Considering the delayed-type hypersensitivity (DTH) responses, the cumulative score and the number of positive reactions were higher in Austria (22.7 ± 1.2 and 6.9 ± 0.1, respectively) than in France (17.7 ± 0.9 and 3.4 ± 0.2, respectively) and in Spain (7.1 ± 0.8 and 1.1 ± 0.1, respectively) (Table 2). For both Austria and France, the cumulative score was in the normal range while it was slightly hypoergic in Spain as defined by Knicker et al. [29]. In each of the three countries, the number of positive responses was more frequent for tetanus and tuberculin. In Spanish volunteers, a positive correlation was found between age and the cumulative score (p = 0.04). Accordingly, the cumulative score was significantly lower in the age group 20–29 y (2.6 ± 0.9) compared to the oldest age groups 40–49 y (8.7 ± 1.7), 50–59 y (8.3 ± 2.2) and 60–69 y (9.4 ± 2.3).
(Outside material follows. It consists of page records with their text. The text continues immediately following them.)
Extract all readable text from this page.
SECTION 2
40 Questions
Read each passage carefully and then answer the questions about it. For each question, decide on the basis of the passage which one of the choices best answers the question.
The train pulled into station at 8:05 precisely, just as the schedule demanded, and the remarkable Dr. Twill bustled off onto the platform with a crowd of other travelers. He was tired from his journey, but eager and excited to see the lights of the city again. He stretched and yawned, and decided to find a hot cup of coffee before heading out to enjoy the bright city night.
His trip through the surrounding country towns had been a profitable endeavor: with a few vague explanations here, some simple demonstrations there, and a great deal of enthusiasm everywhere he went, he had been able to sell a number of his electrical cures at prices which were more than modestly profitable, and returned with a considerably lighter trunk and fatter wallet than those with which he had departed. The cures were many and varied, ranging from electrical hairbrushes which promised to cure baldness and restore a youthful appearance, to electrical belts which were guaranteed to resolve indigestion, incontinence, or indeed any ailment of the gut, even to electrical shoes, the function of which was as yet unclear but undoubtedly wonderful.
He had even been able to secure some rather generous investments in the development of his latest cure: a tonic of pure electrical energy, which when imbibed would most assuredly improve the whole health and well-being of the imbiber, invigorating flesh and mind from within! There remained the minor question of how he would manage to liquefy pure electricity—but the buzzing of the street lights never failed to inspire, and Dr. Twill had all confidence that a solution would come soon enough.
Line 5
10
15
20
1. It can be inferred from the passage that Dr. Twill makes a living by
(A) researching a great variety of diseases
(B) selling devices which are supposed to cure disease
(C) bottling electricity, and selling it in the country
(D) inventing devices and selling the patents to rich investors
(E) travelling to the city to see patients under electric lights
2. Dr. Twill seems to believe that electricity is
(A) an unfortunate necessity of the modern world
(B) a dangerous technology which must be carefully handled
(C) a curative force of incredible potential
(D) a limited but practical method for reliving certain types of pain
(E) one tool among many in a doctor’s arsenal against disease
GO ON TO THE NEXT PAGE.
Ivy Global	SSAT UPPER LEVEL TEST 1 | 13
In French and Austrian volunteers, no correlation was found between age and either the number of positive reactions or the cumulative score (data not shown).

Table 2

Delayed-type hypersensitivity in the 3 populations

	France	Austria	Spain	ANOVA
	(n = 99)	(n = 101)	(n = 100)
Number of positive reactions	3.4 ± 0.2a	6.9 ± 0.1b	1.1 ± 0.1c	<0.0001
Cumulative score (mm)	17.7 ± 0.9a	22.7 ± 1.2b	7.1 ± 0.8c	<0.0001
Proteus mirabilis	2.4 ± 0.2a	3.2 ± 0.2b	0.6 ± 0.2c	<0.0001
Trichophyton	0.9 ± 0.1a	1.4 ± 0.2b	0.2 ± 0.1c	<0.0001
Candida albicans	2.3 ± 0.2a	2.7 ± 0.3a	0.4 ± 0.1b	<0.0001
Tetanus	4.2 ± 0.3a	6.4 ± 0.4b	2.5 ± 0.3c	<0.0001
Diphteria	1.5 ± 0.2a	2.8 ± 0.4b	0.6 ± 0.2c	<0.0001
Streptococcus	0.9 ± 0.2a	1.3 ± 0.2b	0.2 ± 0.1c	<0.0001
Tuberculin	5.4 ± 0.3a	4.5 ± 0.5b	2.7 ± 0.4c	<0.0001

Mean ± SEM.

Two-way ANOVA was performed to discriminate among the two factors age-group, country and their interactions followed by a post-hoc Newman-Keuls test. A significant country-related effect was observed independently of the age-group: a≠b≠c, p < 0.0001.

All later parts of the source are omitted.